Do
per scontato che Massimo D’Alema sia persona moralmente irreprensibile, proprio perciò
non mi capacito del perché sia incazzato come una bestia per la pubblicazione
delle intercettazioni telefoniche in cui si fa il suo nome. C’è una cooperativa
che ha acquistato cinquecento copie di un suo libro e duemila bottiglie del suo
vino? Bene, mi pare non ci sia nulla di male, dunque perché gli dà fastidio che
si sappia? Un buon libro e un buon vino non smettono d’essere tali se a
comprarli sia stata una cooperativa oggi indagata per questo o quel reato, né
chi ha scritto quel libro e prodotto quel vino ha da rimproverarsi nulla se ad
acquistarli sia stato chi per questo o quel reato dovesse eventualmente essere
condannato.
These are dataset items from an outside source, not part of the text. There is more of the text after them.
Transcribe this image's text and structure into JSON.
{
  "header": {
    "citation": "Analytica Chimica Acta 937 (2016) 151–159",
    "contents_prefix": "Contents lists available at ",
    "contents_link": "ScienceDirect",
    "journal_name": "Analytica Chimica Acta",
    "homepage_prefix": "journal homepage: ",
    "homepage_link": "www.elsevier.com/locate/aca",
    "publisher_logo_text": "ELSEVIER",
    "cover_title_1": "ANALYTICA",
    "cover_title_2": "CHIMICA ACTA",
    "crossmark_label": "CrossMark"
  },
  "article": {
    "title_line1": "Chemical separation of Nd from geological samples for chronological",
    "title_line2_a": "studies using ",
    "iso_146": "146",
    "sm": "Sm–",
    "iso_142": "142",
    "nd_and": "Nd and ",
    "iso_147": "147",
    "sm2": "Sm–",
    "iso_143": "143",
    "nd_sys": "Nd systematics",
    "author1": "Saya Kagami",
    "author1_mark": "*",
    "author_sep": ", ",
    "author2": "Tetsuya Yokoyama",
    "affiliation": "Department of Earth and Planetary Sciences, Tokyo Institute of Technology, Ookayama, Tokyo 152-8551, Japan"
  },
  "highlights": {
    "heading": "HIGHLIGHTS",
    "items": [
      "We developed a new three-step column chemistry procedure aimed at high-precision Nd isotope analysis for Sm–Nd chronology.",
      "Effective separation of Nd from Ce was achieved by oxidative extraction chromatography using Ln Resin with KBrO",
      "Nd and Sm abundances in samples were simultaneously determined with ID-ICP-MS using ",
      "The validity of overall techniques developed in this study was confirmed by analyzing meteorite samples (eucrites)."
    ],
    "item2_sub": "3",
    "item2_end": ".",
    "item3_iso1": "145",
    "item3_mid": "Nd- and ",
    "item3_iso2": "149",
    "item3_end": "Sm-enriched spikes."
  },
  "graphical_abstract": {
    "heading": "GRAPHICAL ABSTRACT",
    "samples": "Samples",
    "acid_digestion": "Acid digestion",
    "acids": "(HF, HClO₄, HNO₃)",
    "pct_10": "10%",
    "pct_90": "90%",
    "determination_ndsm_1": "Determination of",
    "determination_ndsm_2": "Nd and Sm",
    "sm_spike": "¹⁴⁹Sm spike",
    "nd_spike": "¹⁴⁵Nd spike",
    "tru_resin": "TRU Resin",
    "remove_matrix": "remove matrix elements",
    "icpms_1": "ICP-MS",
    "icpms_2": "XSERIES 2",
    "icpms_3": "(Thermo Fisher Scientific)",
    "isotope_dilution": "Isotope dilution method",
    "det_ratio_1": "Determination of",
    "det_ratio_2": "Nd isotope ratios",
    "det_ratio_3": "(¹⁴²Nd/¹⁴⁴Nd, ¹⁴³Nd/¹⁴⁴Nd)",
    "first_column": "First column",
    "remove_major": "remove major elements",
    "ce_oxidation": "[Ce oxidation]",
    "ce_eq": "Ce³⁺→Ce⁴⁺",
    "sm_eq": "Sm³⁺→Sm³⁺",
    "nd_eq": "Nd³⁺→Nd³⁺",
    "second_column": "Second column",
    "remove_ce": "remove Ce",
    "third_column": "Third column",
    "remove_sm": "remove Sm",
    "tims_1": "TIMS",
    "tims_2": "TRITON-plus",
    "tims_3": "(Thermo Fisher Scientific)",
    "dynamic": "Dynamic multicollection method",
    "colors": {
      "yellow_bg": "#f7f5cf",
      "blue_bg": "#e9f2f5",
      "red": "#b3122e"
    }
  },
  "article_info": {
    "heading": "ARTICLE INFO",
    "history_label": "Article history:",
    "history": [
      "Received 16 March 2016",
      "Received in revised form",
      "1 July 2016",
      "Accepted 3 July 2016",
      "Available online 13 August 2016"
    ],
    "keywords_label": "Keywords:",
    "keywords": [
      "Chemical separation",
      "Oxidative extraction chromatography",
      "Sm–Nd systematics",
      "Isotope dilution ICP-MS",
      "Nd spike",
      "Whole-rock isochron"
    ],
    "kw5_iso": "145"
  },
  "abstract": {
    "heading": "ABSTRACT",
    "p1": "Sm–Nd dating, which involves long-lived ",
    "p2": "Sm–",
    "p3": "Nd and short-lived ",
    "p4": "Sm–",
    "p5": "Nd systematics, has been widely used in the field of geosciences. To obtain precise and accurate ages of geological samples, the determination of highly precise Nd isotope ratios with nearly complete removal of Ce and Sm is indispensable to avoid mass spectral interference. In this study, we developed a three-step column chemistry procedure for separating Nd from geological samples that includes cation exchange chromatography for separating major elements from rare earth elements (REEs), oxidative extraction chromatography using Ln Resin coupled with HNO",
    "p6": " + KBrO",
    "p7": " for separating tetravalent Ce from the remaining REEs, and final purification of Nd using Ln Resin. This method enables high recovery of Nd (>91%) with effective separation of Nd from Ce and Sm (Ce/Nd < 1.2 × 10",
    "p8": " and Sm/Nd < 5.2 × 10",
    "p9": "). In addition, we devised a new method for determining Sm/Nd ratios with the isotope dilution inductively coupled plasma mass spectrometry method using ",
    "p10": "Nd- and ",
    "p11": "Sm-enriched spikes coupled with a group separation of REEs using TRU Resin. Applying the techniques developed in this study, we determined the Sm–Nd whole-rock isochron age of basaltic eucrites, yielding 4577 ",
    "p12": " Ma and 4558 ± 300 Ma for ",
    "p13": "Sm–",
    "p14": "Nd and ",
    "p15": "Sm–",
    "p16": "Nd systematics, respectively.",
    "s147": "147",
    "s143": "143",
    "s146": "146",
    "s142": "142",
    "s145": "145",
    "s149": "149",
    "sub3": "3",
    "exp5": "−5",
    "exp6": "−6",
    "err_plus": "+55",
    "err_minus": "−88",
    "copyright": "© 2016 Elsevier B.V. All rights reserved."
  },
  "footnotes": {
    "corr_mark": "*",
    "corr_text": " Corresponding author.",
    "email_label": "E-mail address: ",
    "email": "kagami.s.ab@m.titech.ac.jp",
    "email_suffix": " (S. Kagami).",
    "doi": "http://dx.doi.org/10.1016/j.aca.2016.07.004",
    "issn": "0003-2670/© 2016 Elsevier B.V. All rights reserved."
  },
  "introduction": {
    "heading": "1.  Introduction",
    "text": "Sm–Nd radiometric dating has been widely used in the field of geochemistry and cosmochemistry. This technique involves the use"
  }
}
Diciamo che a far nascere l’odioso sospetto che quegli acquisti non
fossero motivati dalla qualità dei prodotti, che qui voglio dare per scontato sia indiscutibile, quanto piuttosto da una sorta di
disobbligo clientelare, è solo ciò che Francesco Simone, responsabile delle
relazioni istituzionali della cooperativa indagata, afferma in una delle
telefonate intercettate, quando, quasi certamente millantandone la protezione, testualmente dice:
«D’Alema mette le mani nella merda come ha già fatto con noi e ci ha dato delle
cose». La frase prova che quelle «cose» siano state date in cambio dell’acquisto
delle copie del libro e delle bottiglie di vino, o che si trattasse di
favori illeciti per il solo fatto che ad esse sia stata allegata l’immagine del «mettere
le mani nella merda»? A me non pare, e tuttavia comprendo che la frase possa prestarsi a una lettura errata, soprattutto da chi intenda mettere in discussione l’indiscutibile rettitudine di Massimo D’Alema, il quale, dunque, prima di querelare chi voglia tessere ingiuste
insinuazioni su quella frase, dovrebbe querelare Francesco Simone. L’ha
fatto? Può darsi mi sia sfuggito, ma non ne ho notizia.